KING-WILLIAM'S-TOWN

KING-WILLIAM'S-TOWN, a village, recently erected by government, in the parish of NOHOVAL-DALY, barony of DUHALLOW, county of CORK, and province of MUNSTER, 9 ½ miles (S. E.) from Castle-Island, on the river Blackwater, and on the new government road from Castle-Island to Roskeen Bridge; the population is returned with the parish. It is situated nearly in the centre of the crown lands of Pobble O'Keefe, comprising about 9000 statute acres, which formed part of an extensive territory forfeited by the O'Keefes in 1641, and have since remained in the occupation of the lessees of the crown. On the expiration of the last lease, granted about a century since to the Cronin family, it was determined by the Commissioners of Woods and Forests, on the recommendation of their surveyor, Mr.
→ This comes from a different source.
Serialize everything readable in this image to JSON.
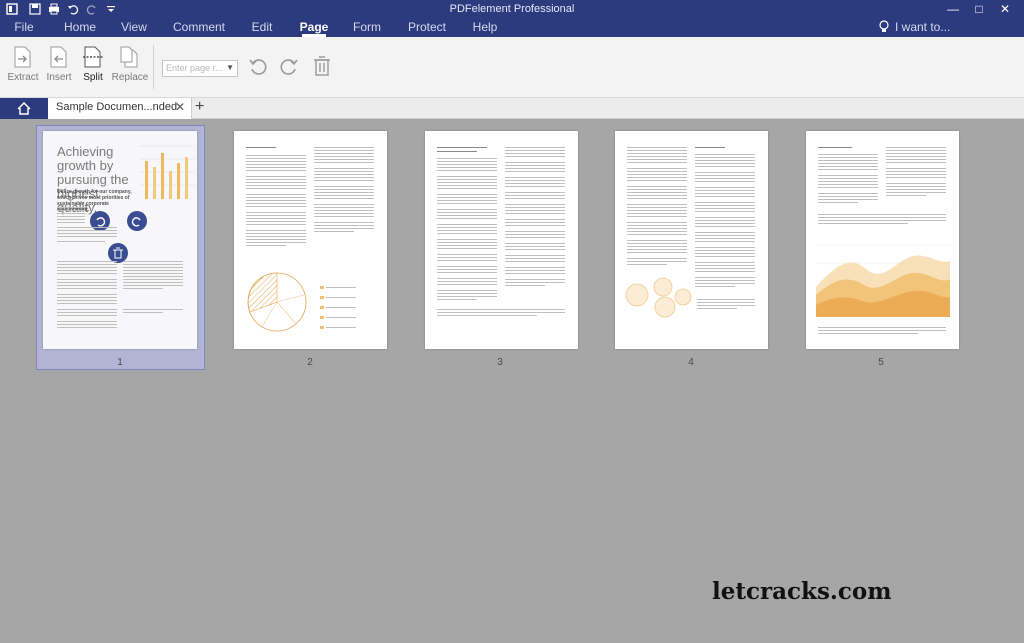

Weale, to retain the estate in their own hands; to commence a series of experimental improvements in draining, planting, building, &c.; and by the construction of new roads to render accessible this hitherto wild, neglected, and uncultivated district. For these purposes the commissioners were empowered, by an act passed in 1832, to appropriate £17,000 from the revenues of the crown, to which the Grand Juries of Cork and Kerry added presentments amounting to £7937.
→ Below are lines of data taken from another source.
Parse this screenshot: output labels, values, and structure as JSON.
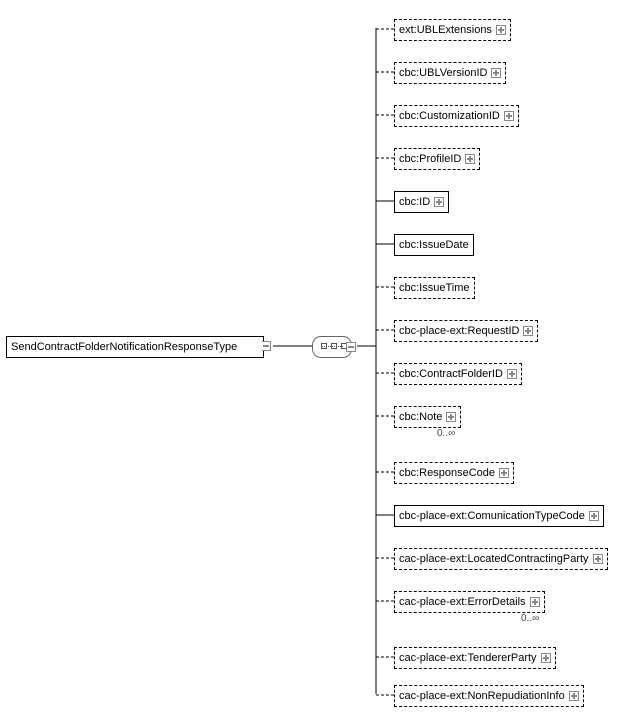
{
  "root": {
    "label": "SendContractFolderNotificationResponseType"
  },
  "children": [
    {
      "label": "ext:UBLExtensions",
      "optional": true,
      "expand": true
    },
    {
      "label": "cbc:UBLVersionID",
      "optional": true,
      "expand": true
    },
    {
      "label": "cbc:CustomizationID",
      "optional": true,
      "expand": true
    },
    {
      "label": "cbc:ProfileID",
      "optional": true,
      "expand": true
    },
    {
      "label": "cbc:ID",
      "optional": false,
      "expand": true
    },
    {
      "label": "cbc:IssueDate",
      "optional": false,
      "expand": false
    },
    {
      "label": "cbc:IssueTime",
      "optional": true,
      "expand": false
    },
    {
      "label": "cbc-place-ext:RequestID",
      "optional": true,
      "expand": true
    },
    {
      "label": "cbc:ContractFolderID",
      "optional": true,
      "expand": true
    },
    {
      "label": "cbc:Note",
      "optional": true,
      "expand": true,
      "cardinality": "0..∞"
    },
    {
      "label": "cbc:ResponseCode",
      "optional": true,
      "expand": true
    },
    {
      "label": "cbc-place-ext:ComunicationTypeCode",
      "optional": false,
      "expand": true
    },
    {
      "label": "cac-place-ext:LocatedContractingParty",
      "optional": true,
      "expand": true
    },
    {
      "label": "cac-place-ext:ErrorDetails",
      "optional": true,
      "expand": true,
      "cardinality": "0..∞"
    },
    {
      "label": "cac-place-ext:TendererParty",
      "optional": true,
      "expand": true
    },
    {
      "label": "cac-place-ext:NonRepudiationInfo",
      "optional": true,
      "expand": true
    }
  ],
  "chart_data": {
    "type": "tree",
    "root": "SendContractFolderNotificationResponseType",
    "compositor": "sequence",
    "elements": [
      {
        "name": "ext:UBLExtensions",
        "min": 0,
        "max": 1
      },
      {
        "name": "cbc:UBLVersionID",
        "min": 0,
        "max": 1
      },
      {
        "name": "cbc:CustomizationID",
        "min": 0,
        "max": 1
      },
      {
        "name": "cbc:ProfileID",
        "min": 0,
        "max": 1
      },
      {
        "name": "cbc:ID",
        "min": 1,
        "max": 1
      },
      {
        "name": "cbc:IssueDate",
        "min": 1,
        "max": 1
      },
      {
        "name": "cbc:IssueTime",
        "min": 0,
        "max": 1
      },
      {
        "name": "cbc-place-ext:RequestID",
        "min": 0,
        "max": 1
      },
      {
        "name": "cbc:ContractFolderID",
        "min": 0,
        "max": 1
      },
      {
        "name": "cbc:Note",
        "min": 0,
        "max": "unbounded"
      },
      {
        "name": "cbc:ResponseCode",
        "min": 0,
        "max": 1
      },
      {
        "name": "cbc-place-ext:ComunicationTypeCode",
        "min": 1,
        "max": 1
      },
      {
        "name": "cac-place-ext:LocatedContractingParty",
        "min": 0,
        "max": 1
      },
      {
        "name": "cac-place-ext:ErrorDetails",
        "min": 0,
        "max": "unbounded"
      },
      {
        "name": "cac-place-ext:TendererParty",
        "min": 0,
        "max": 1
      },
      {
        "name": "cac-place-ext:NonRepudiationInfo",
        "min": 0,
        "max": 1
      }
    ]
  }
}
The works were accordingly commenced in Sept. 1832, under the superintendence of Mr. Griffith, the government engineer; and after considerable progress had been made in the intersection of this mountain district by two important lines of road (noticed in the article on the county of Cork), the erection of the village was commenced on the eastern bank of the Blackwater, on the road to Castle-Island, which here crosses the river over a handsome stone bridge of two elliptic arches. It chiefly consists of a row of neat houses with shops, and of dwellings for workmen, situated on the northern side of the road; at the western extremity near the bridge is a commodious dwelling-house with suitable out-offices, at present occupied by the sub-engineer, but intended for an inn, on the completion of the model farm-house now in course of erection near the village, which will be his future residence. Immediately opposite is a neat garden and nursery, extending to the river, which, though formed in the centre of a deep bog, has produced flowers, vegetables, and seedlings of a superior description, and from which nearly 50 acres of mountain land have already been planted.
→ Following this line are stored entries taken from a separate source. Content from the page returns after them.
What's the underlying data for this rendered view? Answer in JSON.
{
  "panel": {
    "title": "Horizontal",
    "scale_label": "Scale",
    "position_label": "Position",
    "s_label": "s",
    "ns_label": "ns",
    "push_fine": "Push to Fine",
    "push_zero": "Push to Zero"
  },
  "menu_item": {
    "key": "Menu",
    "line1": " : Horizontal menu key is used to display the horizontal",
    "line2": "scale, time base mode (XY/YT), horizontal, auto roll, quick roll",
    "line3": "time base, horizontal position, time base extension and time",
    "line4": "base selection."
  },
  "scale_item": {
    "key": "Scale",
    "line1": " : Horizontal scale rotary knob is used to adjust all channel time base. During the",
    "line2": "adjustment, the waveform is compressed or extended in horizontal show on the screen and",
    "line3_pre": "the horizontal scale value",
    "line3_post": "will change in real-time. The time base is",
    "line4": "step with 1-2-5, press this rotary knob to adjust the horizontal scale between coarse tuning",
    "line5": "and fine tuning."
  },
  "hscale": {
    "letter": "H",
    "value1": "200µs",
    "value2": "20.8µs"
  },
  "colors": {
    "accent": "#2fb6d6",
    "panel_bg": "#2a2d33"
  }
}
To the east of the nursery garden a handsome school-house in the Elizabethan style has been erected; it is surmounted by a cupola and its front ornamented by a clock; and it is in contemplation to erect a chapel, with a residence for the priest. The village is well supplied with water from a well on the Kerry side of the river. Three substantial farm-houses have been erected in the vicinity for tenants of the estate, in lieu of the miserable mud cabins which they previously occupied; and, as the land is gradually reclaimed, others will be erected on different parts of the estate, of which nearly 100 acres have already been brought into cultivation on an improved system, and made to produce excellent crops of grain and potatoes; and about 60 acres of mountain land have been drained for meadow and pasture.

A vein of culm has been lately discovered and worked to a considerable extent for burning limestone, of which a large supply is obtained from the quarries at Carrigdulkeen and Taur, in the adjoining parishes of Kilcummin and Clonfert. A branch road to Mount Infant is in progress, to complete the direct communication with the former quarry, and with the roads to Killarney and Millstreet; a road to Newmarket is nearly completed; and it has been suggested that a cross road should be made from King-William's-Town to open a direct communication with the limestone quarries at Taur, and to form a junction with the new road between Abbeyfeale and Newmarket.